I think Mr Corbyn’s energy, or apparent lack of it, is doing him a disservice. We don’t want our politicians pushing their words at us, pointing and table thumping (metaphorically or actually), over-emphasising words and phrases with dull, repetitive unnatural inflections. Yes, I do think this is what too many of them do! But we do want someone with plenty of movement and colour in their voice: changes in inflection and pace, variation in pauses; but also in their body language: sitting or standing tall and poised, using hand gesture (naturally not choreographed), good eye contact, with resonant projecting voices. This is what I mean by energy, and this is what really makes a difference as to how much you can engage people. I’d like to see Mr Corbyn have more energy.
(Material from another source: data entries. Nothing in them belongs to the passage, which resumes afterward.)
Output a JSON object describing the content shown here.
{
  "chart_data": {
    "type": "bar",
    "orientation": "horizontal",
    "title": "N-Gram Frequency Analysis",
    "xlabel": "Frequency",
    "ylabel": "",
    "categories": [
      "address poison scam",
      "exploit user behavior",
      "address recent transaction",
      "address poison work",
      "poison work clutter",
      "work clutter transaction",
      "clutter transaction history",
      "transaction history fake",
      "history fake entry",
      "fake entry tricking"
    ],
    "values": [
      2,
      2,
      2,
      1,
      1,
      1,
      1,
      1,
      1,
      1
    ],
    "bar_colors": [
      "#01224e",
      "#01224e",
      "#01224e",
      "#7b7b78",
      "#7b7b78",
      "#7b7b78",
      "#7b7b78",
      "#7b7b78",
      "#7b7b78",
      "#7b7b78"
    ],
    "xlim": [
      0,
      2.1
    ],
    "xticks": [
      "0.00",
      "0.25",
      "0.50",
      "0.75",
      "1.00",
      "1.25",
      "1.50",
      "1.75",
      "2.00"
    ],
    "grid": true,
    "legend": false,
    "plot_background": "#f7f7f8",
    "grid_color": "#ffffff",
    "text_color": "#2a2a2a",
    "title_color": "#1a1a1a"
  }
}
He has quite good facial expression, but his eyes don’t light up on his subject matter. His voice moves (inflects) but not overly so. I have seen him light up: I saw him interviewed by Jon Snow on Channel 4 News when he got on to talking about his childhood in Jamaica and he suddenly came alive. I’m sure there are other examples, but in my research for this article I took a cross section of examples of his speaking and this one stood out. It dawns on me now that I switch off, mentally or physically, when he is speaking otherwise I might have more examples. That is telling in itself!
As a last point I can’t ignore Jeremy’s (I feel I know him better now and can dispense with the ‘Mr Corbyn’), Jeremy’s sartorial choices. It does matter what you wear. If you look a little shabby, you not only looked tired and harassed, but it suggests a lack of respect for the people you are talking to: they don’t deserve for you to make an effort. I’ll say no more.
I seem to have concluded that Mr Corbyn is not very statesmanlike. But as a parting shot I would like to say this for him: his articulacy, succinctness and honest language do convey his sincerity and decency. His delivery is undoubtedly different to most of our current politicians. Maybe this in itself is enough to make people listen, at least at the first hearing, so perhaps he can get away with not being statesmanlike? What do you think?